Es ist nicht so, dass ich nicht auch Probleme im Schulsystem sehe, aber die waren auch vor der Pandemie schon da und werden jetzt nur noch deutlicher. Ich lese immer von der Unzufriedenheit vieler Eltern und frage mich dann immer, welche Änderungen konkret denn gewünscht werden? Ich frage, weil es mich wirklich interessiert.
In einem der letzten Beiträge hast Du geschrieben, dass Deine Tochter wegen Aussetzung der Präsenzpflicht nicht in die Schule geht, ihr sie daheim aber auch nicht unterstützten könnt aus Kapazitätsgründen? Habe ich das richtig verstanden? Wie bewertest Du diese Situation für Deine Tochter? Und wie werdet ihr damit umgehen, wenn sich die Situation nicht wieder so schnell normalisiert?

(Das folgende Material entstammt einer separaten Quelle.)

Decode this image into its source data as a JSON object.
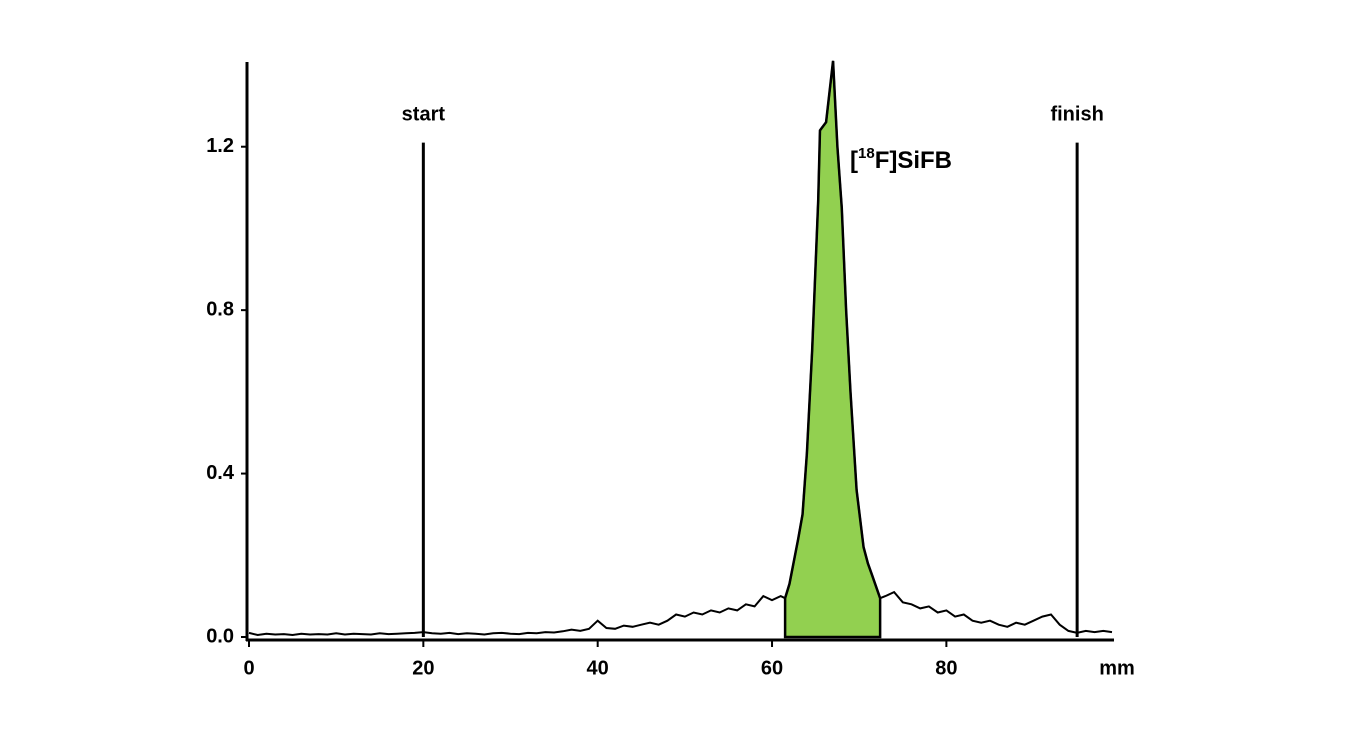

Wir haben zum Glück relativ gute, engagierte Schulen und Lehrer, einen wertschätzenden Umgang wie an diesen Schulen hätte ich mir früher auch gewünscht. Trotzdem wende ich jeden Tag neben Beruf, teilweise mehrere Stunden für Schulkram der Kinder auf. Und sie besuchen zur Zeit die Schule im Wechselunterricht. Ansonsten verbinde ich den Schulbesuch der Kinder nicht mit Druck. Es gibt Dinge, die gehören zu ihren Aufgaben und da gehört Schule auch dazu. Das finde ich nicht verwerflich.
Trotzdem war dieses Jahr anstrengend. Wir können beide nur bedingt zu Hause arbeiten und wechseln uns so geht es geht ab. In Einzelfällen sind die Kinder auch mal alleine zu Hause. Aber das finde ich nicht gut. Ich kämpfe auch mit Job, Haushalt und Beschulung, und bin unendlich müde, aber mir scheint, ich bin tatsächlich sehr widerstandsfähig und belastbar. Manche Dinge hat die Pandemie für mich persönlich sogar entschleunigt. Mir tut es nur für alle Kinder dieser Welt unendlich leid. Ich kann tatsächlich vergleichsweise gut damit umgehen, aber Kinder sind wirklich am schwersten betroffen.
VG Anni
Hallo Andrea,
mein ältestes Kind ist auch in diesem Schuljahr eingeschult worden und wir haben das Glück, wirklich tolle Lehrerinnen zu haben. Ich hatte auch große Sorgen, wie das in diesem Jahr werden soll, aber ich bin positiv überrascht. Als die Schulen geschlossen waren, gab es viel Unterstützung. Fast tägliche Videokonferenzen, wöchentliche Telefonate mit allen Schüler*innen und es wurde immer gesagt, der Familienfrieden geht vor, machen Sie nur so viel, wie Sie schaffen. Und vor allem sagt die Klassenlehrerin immer wieder, wie toll die Kinder das alles machen. Und sie hat selber kleine Kinder zu Hause. Wie so oft hängt es also von den Personen ab, aber ich glaube, viele Lehrer*innen bemühen sich da sehr. Dennoch bin ich über den Wechselunterricht sehr froh, da es das Leben zu Hause sehr entspannt. Es tut mir sehr leid, dass das bei euch nicht so gut zu laufen scheint, aber weil ich so oft so schlechtes über die Schulen lesen, möchte ich auch mal was Gutes beisteuern.
Und obwohl mein Mann und ich das alles erstaunlich gut hinbekommen – was sicherlich auch daran liegt, dass wie beide nicht komplett Vollzeit arbeiten und er komplett im Homeoffice ist – schwinden mittlerweile sehr die Kräfte. Ich hoffe sehr, dass ihr einen Weg findet, um euch noch ein bisschen Kraft zu bewahren.